Oh well, choices, choices.  I guess today’s whirlwind thoughts and being confronted with competing priorities is a perfect analogy of how my life is. Ain’t it the same for everyone else? What I meant though is that there are choices that would seem trivial (e.g. having the hair done) but is also telling of where I rank myself/ caring for “me” in my order of priorities.

I remember how of late, I’ve been having these epic battles with Rod for being disrespectful (teenage angst – always angry at everything) and equating that with him not valuing me at all. I would think (and sometimes even say it outright) of all the sacrifices I have to make; and of how I always think of his (their) needs first before my own. In my mind, for all of that, I don’t deserve to be “answered back” in any way (whether with a raised tone or with disrespectful words).  And yet, haven’t I experienced the same angst as a teenager?  Perhaps a little less frequent than what Rod (and sometimes even Forest) does, there were also moments when I was so frustrated at being so misunderstood that I would answer back to Mama and even to Papa before. And these conflicts really stem from me feeling that they do not value me at all when they should!

Ah.  I haven’t done this bit of self-reflection for a while, have I? And now, sitting here while I do just that I am reminded by how valuable it is and how it had always been the source of my “calm.”  Nothing ever fazes me in the past.  Frequent self-reflection always brings me to a certain understanding of myself, of others (that I may be in conflict with) and brings me back to the premise that indeed, “all is well.”  I would pick up the lesson, lodge it in my heart and move on.
Of late though, I’ve been more of a “war-freak” than my usual calm. I guess, having had to deal with so much the past year, losing Mama, being sick and having no time at all to just be still, to think and process everything, I was such an emotional wreck.  My excuse had been, “there’s so much to do!” So much tidying up, picking up after the kids (including the eldest), work deliverables and other commitments.  And, I guess, my body is also just recovering and wanting to just rest.

Now, I’m again on the verge of another journey.  Another work commitment that would take me away from family. I knew very early on how this is also a calling for me. And I also feel that God re-affirms this with me every chance there is.
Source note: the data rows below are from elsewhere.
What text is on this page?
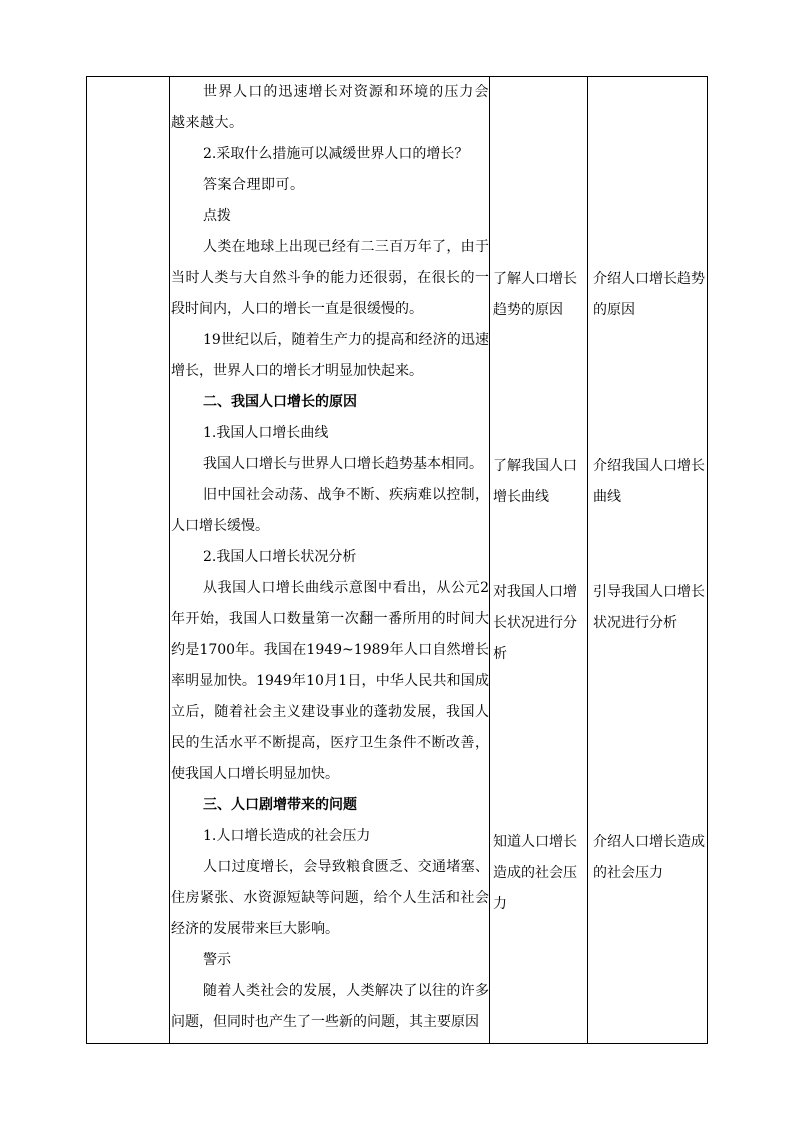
世界人口的迅速增长对资源和环境的压力会越来越大。

2.采取什么措施可以减缓世界人口的增长？

答案合理即可。

点拨

人类在地球上出现已经有二三百万年了，由于当时人类与大自然斗争的能力还很弱，在很长的一段时间内，人口的增长一直是很缓慢的。

19世纪以后，随着生产力的提高和经济的迅速增长，世界人口的增长才明显加快起来。

二、我国人口增长的原因

1.我国人口增长曲线

我国人口增长与世界人口增长趋势基本相同。

旧中国社会动荡、战争不断、疾病难以控制，人口增长缓慢。

2.我国人口增长状况分析

从我国人口增长曲线示意图中看出，从公元2年开始，我国人口数量第一次翻一番所用的时间大约是1700年。我国在1949~1989年人口自然增长率明显加快。1949年10月1日，中华人民共和国成立后，随着社会主义建设事业的蓬勃发展，我国人民的生活水平不断提高，医疗卫生条件不断改善，使我国人口增长明显加快。

三、人口剧增带来的问题

1.人口增长造成的社会压力

人口过度增长，会导致粮食匮乏、交通堵塞、住房紧张、水资源短缺等问题，给个人生活和社会经济的发展带来巨大影响。

警示

随着人类社会的发展，人类解决了以往的许多问题，但同时也产生了一些新的问题，其主要原因

了解人口增长趋势的原因

了解我国人口增长曲线

对我国人口增长状况进行分析

知道人口增长造成的社会压力

介绍人口增长趋势的原因

介绍我国人口增长曲线

引导我国人口增长状况进行分析

介绍人口增长造成的社会压力
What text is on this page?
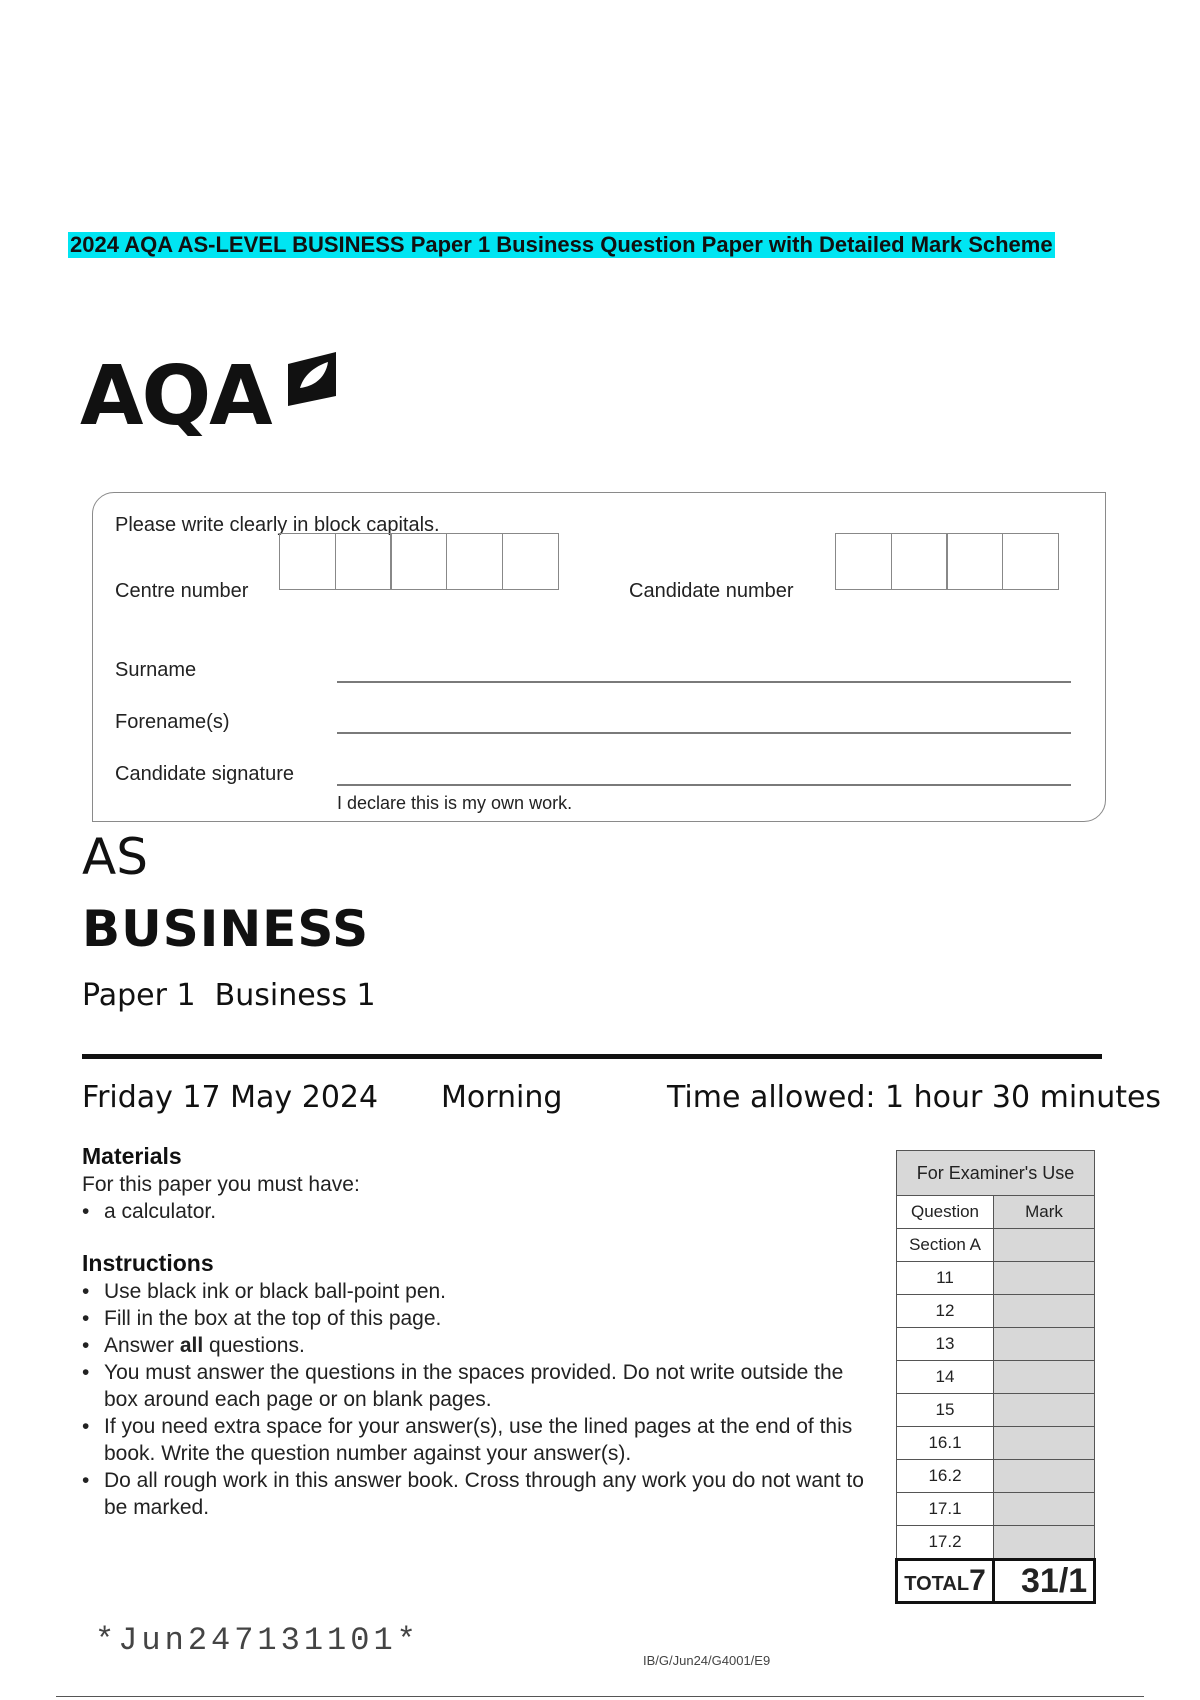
2024 AQA AS-LEVEL BUSINESS Paper 1 Business Question Paper with Detailed Mark Scheme
AQA
Please write clearly in block capitals.
Centre number	Candidate number
Surname
Forename(s)
Candidate signature
I declare this is my own work.
AS
BUSINESS
Paper 1  Business 1
Friday 17 May 2024 Morning	Time allowed: 1 hour 30 minutes
Materials
For this paper you must have:
• a calculator.
Instructions
• Use black ink or black ball-point pen.
• Fill in the box at the top of this page.
• Answer all questions.
• You must answer the questions in the spaces provided. Do not write outside the box around each page or on blank pages.
• If you need extra space for your answer(s), use the lined pages at the end of this book. Write the question number against your answer(s).
• Do all rough work in this answer book. Cross through any work you do not want to be marked.
For Examiner's Use	
Question	Mark
Section A	
11	
12	
13	
14	
15	
16.1	
16.2	
17.1	
17.2	
TOTAL7	31/1
*Jun247131101*
IB/G/Jun24/G4001/E9
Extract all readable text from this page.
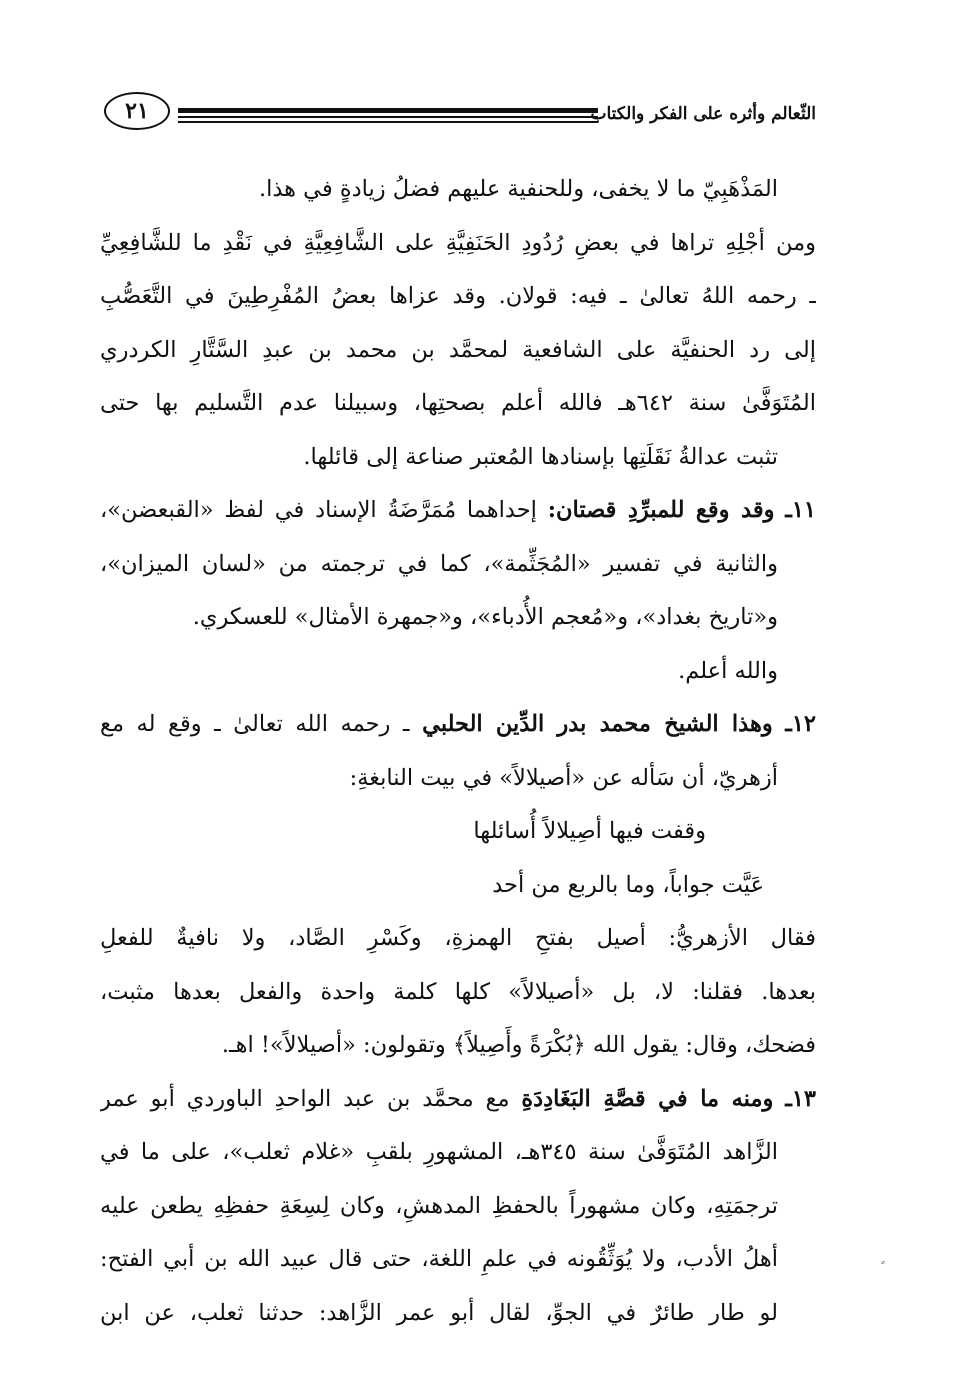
٢١	الثّعالم وأثره على الفكر والكتاب
المَذْهَبِيّ ما لا يخفى، وللحنفية عليهم فضلُ زيادةٍ في هذا.
ومن أجْلِهِ تراها في بعضِ رُدُودِ الحَنَفِيَّةِ على الشَّافِعِيَّةِ في نَقْدِ ما للشَّافِعِيِّ
ـ رحمه اللهُ تعالىٰ ـ فيه: قولان. وقد عزاها بعضُ المُفْرِطِينَ في التَّعَصُّبِ
إلى رد الحنفيَّة على الشافعية لمحمَّد بن محمد بن عبدِ السَّتَّارِ الكردري
المُتَوَفَّىٰ سنة ٦٤٢هـ فالله أعلم بصحتِها، وسبيلنا عدم التَّسليم بها حتى
تثبت عدالةُ نَقَلَتِها بإسنادها المُعتبر صناعة إلى قائلها.
١١ـ وقد وقع للمبرِّدِ قصتان: إحداهما مُمَرَّضَةُ الإسناد في لفظ «القبعضن»،
والثانية في تفسير «المُجَثِّمة»، كما في ترجمته من «لسان الميزان»،
و«تاريخ بغداد»، و«مُعجم الأُدباء»، و«جمهرة الأمثال» للعسكري.
والله أعلم.
١٢ـ وهذا الشيخ محمد بدر الدِّين الحلبي ـ رحمه الله تعالىٰ ـ وقع له مع
أزهريّ، أن سَأله عن «أصيلالاً» في بيت النابغةِ:
وقفت فيها أصِيلالاً أُسائلها
عَيَّت جواباً، وما بالربع من أحد
فقال الأزهريُّ: أصيل بفتحِ الهمزةِ، وكَسْرِ الصَّاد، ولا نافيةٌ للفعلِ
بعدها. فقلنا: لا، بل «أصيلالاً» كلها كلمة واحدة والفعل بعدها مثبت،
فضحك، وقال: يقول الله ﴿بُكْرَةً وأَصِيلاً﴾ وتقولون: «أصيلالاً»! اهـ.
١٣ـ ومنه ما في قصَّةِ البَغَادِدَةِ مع محمَّد بن عبد الواحدِ الباوردي أبو عمر
الزَّاهد المُتَوَفَّىٰ سنة ٣٤٥هـ، المشهورِ بلقبِ «غلام ثعلب»، على ما في
ترجمَتِهِ، وكان مشهوراً بالحفظِ المدهشِ، وكان لِسِعَةِ حفظِهِ يطعن عليه
أهلُ الأدب، ولا يُوَثِّقُونه في علمِ اللغة، حتى قال عبيد الله بن أبي الفتح:
لو طار طائرٌ في الجوِّ، لقال أبو عمر الزَّاهد: حدثنا ثعلب، عن ابن
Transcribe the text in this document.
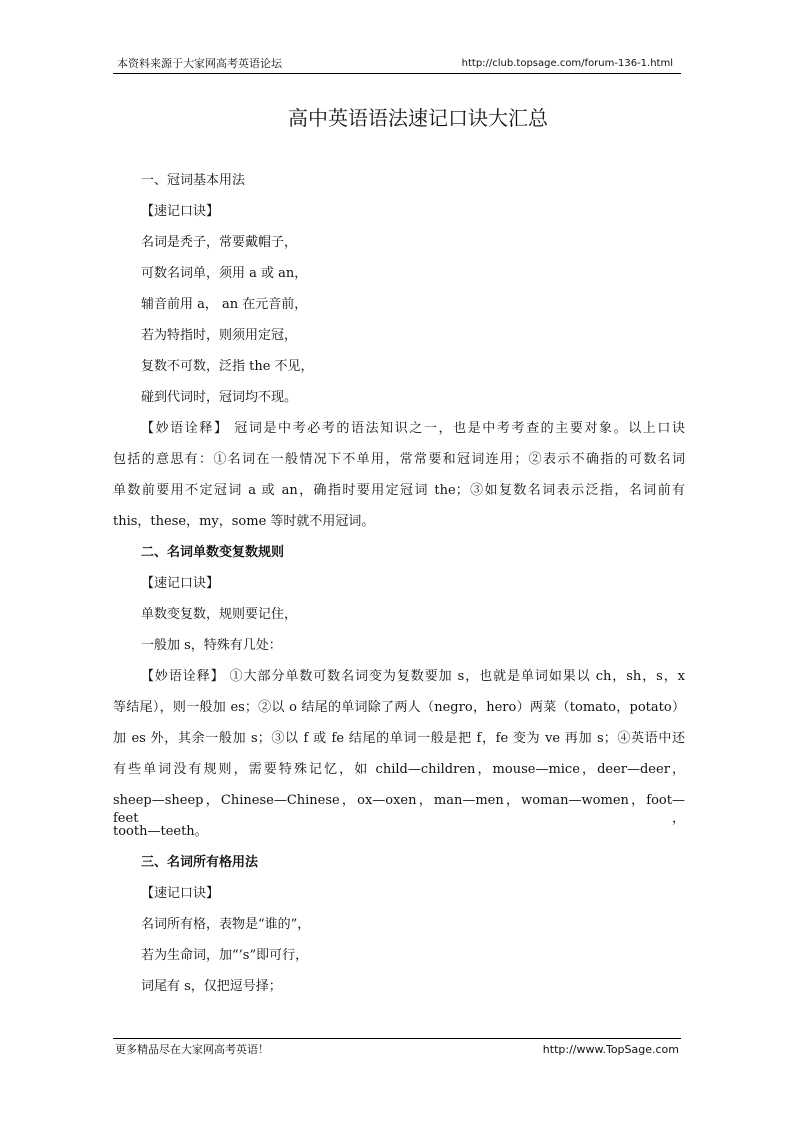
本资料来源于大家网高考英语论坛	http://club.topsage.com/forum-136-1.html
高中英语语法速记口诀大汇总
一、冠词基本用法
【速记口诀】
名词是秃子，常要戴帽子，
可数名词单，须用 a 或 an，
辅音前用 a， an 在元音前，
若为特指时，则须用定冠，
复数不可数，泛指 the 不见，
碰到代词时，冠词均不现。
【妙语诠释】 冠词是中考必考的语法知识之一，也是中考考查的主要对象。以上口诀
包括的意思有：①名词在一般情况下不单用，常常要和冠词连用；②表示不确指的可数名词
单数前要用不定冠词 a 或 an，确指时要用定冠词 the；③如复数名词表示泛指，名词前有
this，these，my，some 等时就不用冠词。
二、名词单数变复数规则
【速记口诀】
单数变复数，规则要记住，
一般加 s，特殊有几处：
【妙语诠释】 ①大部分单数可数名词变为复数要加 s，也就是单词如果以 ch，sh，s，x
等结尾），则一般加 es；②以 o 结尾的单词除了两人（negro，hero）两菜（tomato，potato）
加 es 外，其余一般加 s；③以 f 或 fe 结尾的单词一般是把 f，fe 变为 ve 再加 s；④英语中还
有些单词没有规则，需要特殊记忆，如 child—children，mouse—mice，deer—deer，
sheep—sheep，Chinese—Chinese，ox—oxen，man—men，woman—women，foot—feet，
tooth—teeth。
三、名词所有格用法
【速记口诀】
名词所有格，表物是“谁的”，
若为生命词，加“’s”即可行，
词尾有 s，仅把逗号择；
更多精品尽在大家网高考英语！	http://www.TopSage.com
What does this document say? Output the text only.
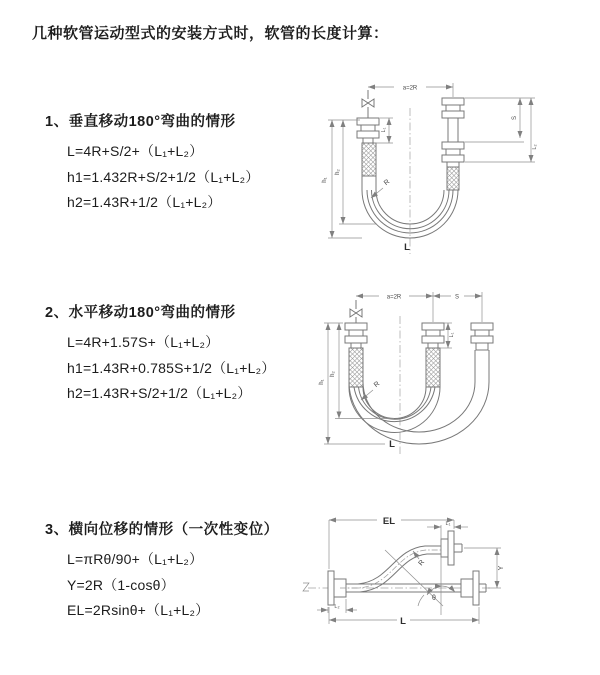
几种软管运动型式的安装方式时，软管的长度计算：
1、垂直移动180°弯曲的情形
L=4R+S/2+（L₁+L₂）
h1=1.432R+S/2+1/2（L₁+L₂）
h2=1.43R+1/2（L₁+L₂）
2、水平移动180°弯曲的情形
L=4R+1.57S+（L₁+L₂）
h1=1.43R+0.785S+1/2（L₁+L₂）
h2=1.43R+S/2+1/2（L₁+L₂）
3、横向位移的情形（一次性变位）
L=πRθ/90+（L₁+L₂）
Y=2R（1-cosθ）
EL=2Rsinθ+（L₁+L₂）
a=2R
h₁
h₂
L₁
S
L₂
R
L
a=2R	S
h₁
h₂
L₁
R
L
θ
R
EL	L₁
Y
L
L₂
It could be in a form of the Homily being said or the Communion song or a message I’ve read here and there.  And the message has always been constant.  That I should not be afraid for I am never alone. In fact, His promise is that He is going before me always. 

Leaving the kids, especially Forest is always heart breaking for me. Flights that take me away is always a painful experience – physically and figuratively.  It would start with being breathless, tightened chest and a sense of being overwhelmed.  But true enough, once I get started at work, I would know with certainty that I was also meant to be where I should be.

Father God, You have gifted me with such a wonderful life. You know very well what my struggles are atthe moment. While I don’t have that full confidence in me, I have in You. I know You have planted me where I should be. I’m praying I will be able to give the best of me wherever I may be and in whatever role I find myself in.  Thank you for the many favours you’ve given me all throughout this journey. My heart overflows with gratitude.  Thank you, thank you, thank you.